O desenvolvimento de atividades turísticas sustentáveis, como o turismo de natureza ou o turismo de aventura, aliada ao respeito pelas tradições e culturas locais, assim como o envolvimento da comunidade local das Ilhas Bijagós pode também ser uma iniciativa relevante. A comunidade pode ser envolvida em atividades de envolvimento cívico, mas também investimento na sua formação em áreas ligadas à gestão do setor turístico.

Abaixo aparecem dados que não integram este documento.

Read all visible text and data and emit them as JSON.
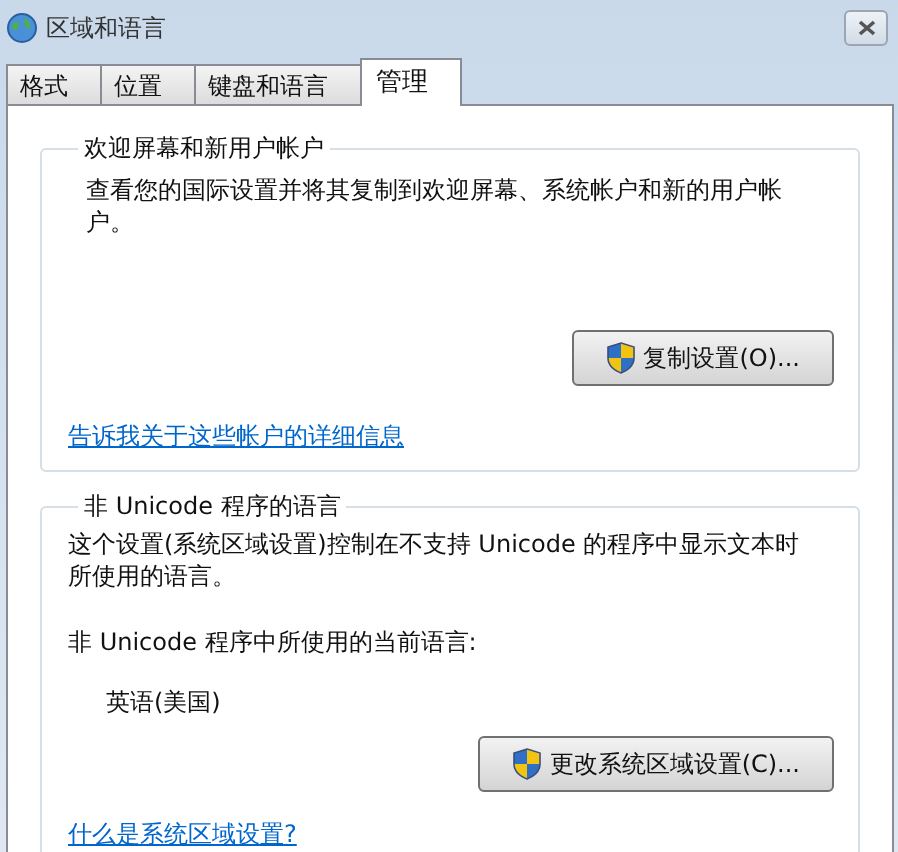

Em síntese, as Ilhas Bijagós constituem-se enquanto o destino paradigmático para o turismo desenvolvido no âmbito da Economia Azul, devendo por isso serem protegidas e desenvolvidas.
Conclusão
A Guiné-Bissau apresenta um potencial significativo para a Economia Azul, especialmente nas Ilhas Bijagós. O país possui recursos marítimos diversificados que podem impulsionar o desenvolvimento socioeconómico de forma sustentável. É necessário estabelecer-se políticas e estratégias adequadas para otimizar a utilização prudente destes recursos. Investimentos em infraestrutura, capacitação, gestão sustentável e conservação ambiental são fundamentais para se maximizar o potencial da Economia Azul na Guiné-Bissau. Através destas medidas, o país poderá tornar-se um dos principais atores africanos nesta área e contribuir para o desenvolvimento sustentável da região.